Cuando la muerte llega

Hoy, ya sea por negligencia, abandono, omisión e intención del gobierno de la 4T, la muerte le llega a cualquiera; quienes gobiernan dosifican mensualmente sus entretenimientos de pan y circo para no responder del criminal deterioro de la vida nacional.

Capitán Nemo

2021-10-31
Ciudad de México

Nos hemos acostumbrado a la muerte. Los medios de comunicación han sido culpables de la pérdida de la sensibilidad humana y el respeto a la vida. La fatalidad llegada hace cinco siglos del otro lado del mar con pestes y las masacres han endurecido a los altivos corazones. Como si se tratara de vivir pensando constantemente en la propia sobrevivencia, nos conformamos con estar vivos. La violencia en las calles, con sus horrendas expresiones de personas baleadas en fiestas públicas, colgadas en puentes y decapitadas por doquier son el pan de cada día, y a pocos estremece y preocupa.

Y nos acostumbramos a la pandemia, ya que tampoco nos causa alarma su detonante incremento de cerca de 600 mil muertos, la mayoría personas en edad productiva y jefes de familia que han dejado en la orfandad al menos a 250 mil niños; y creemos ingenuamente que las vacunas y las mentiras del gobierno la han controlado, pues el semáforo epidemiológico está en verde. El gobierno de la “Cuarta Transformación” (4T) sabe perfectamente que las personas están más entretenidas en recuperarse de las pérdidas familiares y en resarcir rápidamente su deteriorada economía familiar como para darse tiempo de evaluar los tres años de desgobierno.

Es cierto que desde la época prehispánica los mexicanos tomamos a la muerte como un motivo más de celebración, pero ahora tenemos tantos muertos que hay poco que celebrar. Los mexicanos queremos mucho a los que se nos adelantaron en el camino y, por ello, una de las fiestas de mayor importancia es el Día de Muertos. Pero la sensibilidad en los hogares es mucho más intensa por la ausencia de seres queridos. Los rituales cumplen la función de dar consuelo y resignación a los vivos, pues al fin y al cabo la muerte es el paso definitivo del que ningún ser vivo escapa; por ello es bueno no temerla y vivir lo mejor que se pueda.
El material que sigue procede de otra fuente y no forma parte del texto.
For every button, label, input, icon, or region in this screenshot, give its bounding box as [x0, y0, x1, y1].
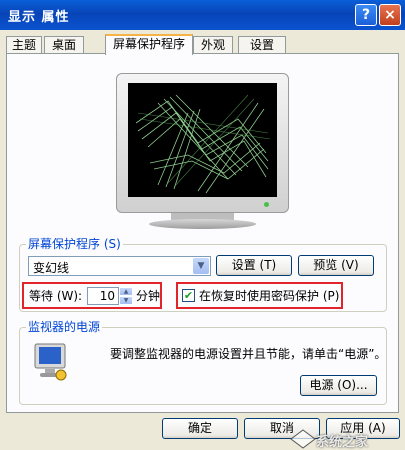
- monitor-stand: [149, 219, 256, 229]
- close-icon: ×: [384, 7, 396, 23]
- power-button[interactable]: 电源 (O)...: [300, 375, 377, 396]
- help-button[interactable]: ?: [355, 4, 377, 26]
- screensaver-preview-button[interactable]: 预览 (V): [298, 255, 374, 276]
- power-led: [264, 202, 269, 207]
- wait-minutes-input[interactable]: 10: [87, 287, 119, 305]
- close-button[interactable]: ×: [379, 4, 401, 26]
- monitor-power-group: 监视器的电源 要调整监视器的电源设置并且节能，请单击“电源”。 电源 (O)..…: [19, 320, 387, 405]
- help-icon: ?: [361, 7, 371, 23]
- monitor-preview: [116, 73, 289, 229]
- spin-up-icon[interactable]: ▲: [119, 287, 133, 296]
- watermark-logo-icon: [290, 429, 316, 449]
- tab-screensaver[interactable]: 屏幕保护程序: [105, 34, 193, 55]
- watermark: 系统之家: [288, 428, 404, 450]
- tab-desktop[interactable]: 桌面: [44, 36, 84, 54]
- wait-spinner[interactable]: ▲ ▼: [119, 287, 133, 305]
- spin-down-icon[interactable]: ▼: [119, 296, 133, 305]
- screensaver-select[interactable]: 变幻线 ▼: [28, 256, 211, 276]
- screensaver-selected-value: 变幻线: [33, 261, 70, 275]
- screensaver-preview-screen: [128, 83, 277, 197]
- title-bar[interactable]: 显示 属性 ? ×: [0, 0, 405, 30]
- password-checkbox[interactable]: ✔: [182, 289, 195, 302]
- monitor-power-description: 要调整监视器的电源设置并且节能，请单击“电源”。: [110, 347, 387, 361]
- tab-themes[interactable]: 主题: [6, 36, 42, 54]
- screensaver-group-title: 屏幕保护程序 (S): [26, 237, 123, 251]
- screensaver-group: 屏幕保护程序 (S) 变幻线 ▼ 设置 (T) 预览 (V) 等待 (W): 1…: [19, 237, 387, 312]
- tab-settings[interactable]: 设置: [238, 36, 286, 54]
- ok-button[interactable]: 确定: [162, 418, 238, 439]
- monitor-power-group-title: 监视器的电源: [26, 320, 103, 334]
- password-highlight: ✔ 在恢复时使用密码保护 (P): [176, 282, 343, 309]
- wait-unit-label: 分钟: [136, 289, 161, 303]
- wait-label: 等待 (W):: [29, 289, 83, 303]
- window-title: 显示 属性: [8, 10, 70, 25]
- watermark-text: 系统之家: [316, 435, 369, 450]
- monitor-power-icon: [34, 343, 67, 381]
- display-properties-window: 显示 属性 ? × 主题 桌面 屏幕保护程序 外观 设置 屏幕保护程序 (S) …: [0, 0, 405, 450]
- password-label[interactable]: 在恢复时使用密码保护 (P): [199, 289, 339, 303]
- screensaver-settings-button[interactable]: 设置 (T): [216, 255, 292, 276]
- wait-highlight: 等待 (W): 10 ▲ ▼ 分钟: [22, 282, 162, 309]
- tab-appearance[interactable]: 外观: [193, 36, 233, 54]
- chevron-down-icon[interactable]: ▼: [193, 258, 209, 274]
- tab-panel: 屏幕保护程序 (S) 变幻线 ▼ 设置 (T) 预览 (V) 等待 (W): 1…: [6, 53, 399, 413]
- mystify-lines-graphic: [135, 94, 271, 194]
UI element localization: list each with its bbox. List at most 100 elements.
Somos polvo y al final nos incorporamos al proceso vital del universo, que es eterno. Que si bien la eternidad existe para la materia, no lo es para los sistemas sociales. Las creaciones del hombre son temporales, incluyendo la desigualdad y la pobreza. Por tanto, si la vida es solo una, debemos luchar por que, en este mundo terrenal, tengamos los satisfactores que por derecho elemental nos corresponden. La muerte de miles de seres queridos a causa del criminal descontrol de la pandemia debe indignarnos. Con nada repondremos sus preciosas vidas y su pérdida irreparable, pero debemos exigir que los culpables paguen con creces y, como los muertos no luchan, ésta es tarea de los vivos.

Éstos no son los tiempos de Francisca, la vieja mujer que al estar siempre ocupada no fue encontrada por la muerte. Muy al contrario, hoy, ya sea por negligencia, abandono, omisión e intención del gobierno de la 4T, la muerte le llega a cualquiera. Por ello, quienes hoy gobiernan, que parecen más anunciadores de desgracias y muertes que ya son su sello distintivo dosifican mensualmente sus entretenimientos de pan y circo para no responder del criminal deterioro de la vida nacional.
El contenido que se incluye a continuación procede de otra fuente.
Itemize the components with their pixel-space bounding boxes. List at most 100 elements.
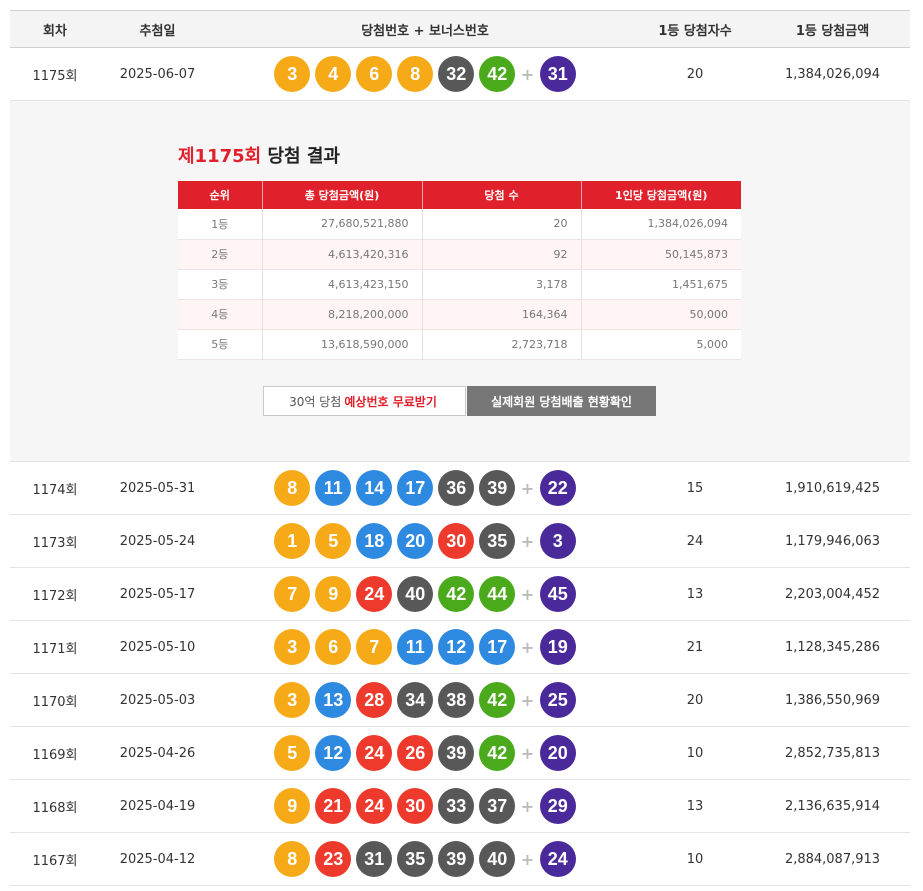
draw-numbers: 3 13 28 34 38 42 +25 (215, 682, 635, 718)
number-ball: 21 (315, 788, 352, 824)
draw-numbers: 1 5 18 20 30 35 +3 (215, 523, 635, 559)
number-ball: 9 (274, 788, 311, 824)
draw-row[interactable]: 1170회 2025-05-03 3 13 28 34 38 42 +25 20 1,386… (10, 674, 910, 727)
draw-prize: 1,128,345,286 (784, 639, 881, 655)
prize-row: 4등 8,218,200,000 164,364 50,000 (178, 299, 741, 330)
draw-prize: 2,852,735,813 (784, 745, 881, 761)
number-ball: 42 (479, 682, 516, 718)
draw-round: 1168회 (32, 800, 78, 816)
prize-per-person: 1,384,026,094 (581, 209, 741, 240)
prize-col-rank: 순위 (178, 181, 263, 209)
prize-count: 20 (422, 209, 582, 240)
header-prize: 1등 당첨금액 (795, 23, 870, 39)
draw-date: 2025-04-19 (119, 798, 196, 814)
draw-row[interactable]: 1174회 2025-05-31 8 11 14 17 36 39 +22 15 1,910… (10, 462, 910, 515)
prize-per-person: 50,000 (581, 299, 741, 330)
draw-round: 1175회 (32, 68, 78, 84)
detail-title-text: 당첨 결과 (261, 146, 340, 167)
bonus-ball: 20 (539, 735, 576, 771)
number-ball: 5 (315, 523, 352, 559)
draw-numbers: 5 12 24 26 39 42 +20 (215, 735, 635, 771)
bonus-ball: 25 (539, 682, 576, 718)
number-ball: 1 (274, 523, 311, 559)
draw-row[interactable]: 1175회 2025-06-07 3 4 6 8 32 42 +31 20 1,384,02… (10, 48, 910, 101)
draw-numbers: 3 4 6 8 32 42 +31 (215, 56, 635, 92)
winner-status-button[interactable]: 실제회원 당첨배출 현황확인 (467, 386, 656, 416)
prize-total: 8,218,200,000 (262, 299, 423, 330)
number-ball: 12 (438, 629, 475, 665)
header-date: 추첨일 (139, 23, 176, 39)
draw-numbers: 8 23 31 35 39 40 +24 (215, 841, 635, 877)
prize-table-body: 1등 27,680,521,880 20 1,384,026,094 2등 4,613,4… (178, 209, 741, 360)
free-numbers-button[interactable]: 30억 당첨 예상번호 무료받기 (263, 386, 466, 416)
prize-row: 5등 13,618,590,000 2,723,718 5,000 (178, 329, 741, 360)
number-ball: 44 (479, 576, 516, 612)
draw-date: 2025-05-10 (119, 639, 196, 655)
draw-row[interactable]: 1171회 2025-05-10 3 6 7 11 12 17 +19 21 1,128,3… (10, 621, 910, 674)
draw-row[interactable]: 1172회 2025-05-17 7 9 24 40 42 44 +45 13 2,203,… (10, 568, 910, 621)
prize-rank: 5등 (178, 329, 263, 360)
number-ball: 14 (356, 470, 393, 506)
number-ball: 8 (274, 841, 311, 877)
number-ball: 11 (315, 470, 352, 506)
draw-row[interactable]: 1167회 2025-04-12 8 23 31 35 39 40 +24 10 2,884… (10, 833, 910, 886)
number-ball: 42 (479, 735, 516, 771)
number-ball: 37 (479, 788, 516, 824)
number-ball: 6 (356, 56, 393, 92)
plus-icon: + (520, 690, 535, 710)
draw-round: 1173회 (32, 535, 78, 551)
draw-prize: 1,179,946,063 (784, 533, 881, 549)
number-ball: 30 (438, 523, 475, 559)
prize-per-person: 1,451,675 (581, 269, 741, 300)
draw-prize: 2,884,087,913 (784, 851, 881, 867)
draw-date: 2025-04-26 (119, 745, 196, 761)
free-numbers-button-prefix: 30억 당첨 (289, 394, 342, 409)
plus-icon: + (520, 637, 535, 657)
plus-icon: + (520, 743, 535, 763)
draw-date: 2025-05-03 (119, 692, 196, 708)
draw-date: 2025-05-17 (119, 586, 196, 602)
number-ball: 24 (356, 576, 393, 612)
number-ball: 5 (274, 735, 311, 771)
draw-prize: 1,910,619,425 (784, 480, 881, 496)
number-ball: 34 (397, 682, 434, 718)
detail-title-round: 제1175회 (178, 146, 262, 167)
number-ball: 36 (438, 470, 475, 506)
prize-row: 1등 27,680,521,880 20 1,384,026,094 (178, 209, 741, 240)
number-ball: 35 (397, 841, 434, 877)
number-ball: 3 (274, 682, 311, 718)
draw-round: 1169회 (32, 747, 78, 763)
number-ball: 13 (315, 682, 352, 718)
draw-winners: 13 (686, 798, 704, 814)
draw-row[interactable]: 1169회 2025-04-26 5 12 24 26 39 42 +20 10 2,852… (10, 727, 910, 780)
number-ball: 24 (356, 788, 393, 824)
draw-round: 1167회 (32, 853, 78, 869)
number-ball: 18 (356, 523, 393, 559)
prize-count: 2,723,718 (422, 329, 582, 360)
draw-round: 1170회 (32, 694, 78, 710)
number-ball: 12 (315, 735, 352, 771)
number-ball: 8 (397, 56, 434, 92)
number-ball: 4 (315, 56, 352, 92)
bonus-ball: 22 (539, 470, 576, 506)
number-ball: 17 (479, 629, 516, 665)
number-ball: 6 (315, 629, 352, 665)
draw-winners: 10 (686, 851, 704, 867)
number-ball: 31 (356, 841, 393, 877)
bonus-ball: 29 (539, 788, 576, 824)
number-ball: 39 (438, 735, 475, 771)
number-ball: 33 (438, 788, 475, 824)
draw-round: 1174회 (32, 482, 78, 498)
prize-col-count: 당첨 수 (422, 181, 582, 209)
plus-icon: + (520, 849, 535, 869)
plus-icon: + (520, 584, 535, 604)
draw-row[interactable]: 1168회 2025-04-19 9 21 24 30 33 37 +29 13 2,136… (10, 780, 910, 833)
draw-numbers: 8 11 14 17 36 39 +22 (215, 470, 635, 506)
draw-numbers: 3 6 7 11 12 17 +19 (215, 629, 635, 665)
prize-rank: 3등 (178, 269, 263, 300)
draw-row[interactable]: 1173회 2025-05-24 1 5 18 20 30 35 +3 24 1,179,9… (10, 515, 910, 568)
number-ball: 7 (356, 629, 393, 665)
draw-date: 2025-04-12 (119, 851, 196, 867)
plus-icon: + (520, 796, 535, 816)
prize-rank: 4등 (178, 299, 263, 330)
A él no le importa perder el apoyo de la clase media y de los intelectuales mientras destine todo el Presupuesto de Egresos a la compra de conciencias en las aterrorizadas capas más bajas del país. Pero llevar al pueblo al límite del fanatismo puede ser sumamente peligroso. Los recursos financieros del gobierno, que se gastan en este tipo de programas, están llevando a la economía al borde del colapso, porque el dinero que el gobierno hoy “regala”, no va a ser suficiente; y para salir de este atolladero, deberá pasar más de una década, pues no se crean los empleos formales que el país requiere y no se controla la inflación que supera la tasa de seis por ciento frente a la que, como es obvio, los salarios no alcanzan para nada.

Sin duda, el panorama es sombrío. Y como para estas fechas, lo más adecuado es una calavera literaria, nos despedimos con una sin destinario:

La Calaca, irritada y vengativa, manotea

Para reclamar a la tímida y párvula Huesuda

Que un tal Andrés Manuel le quita la chamba

con su letal 4T que es la misma locura.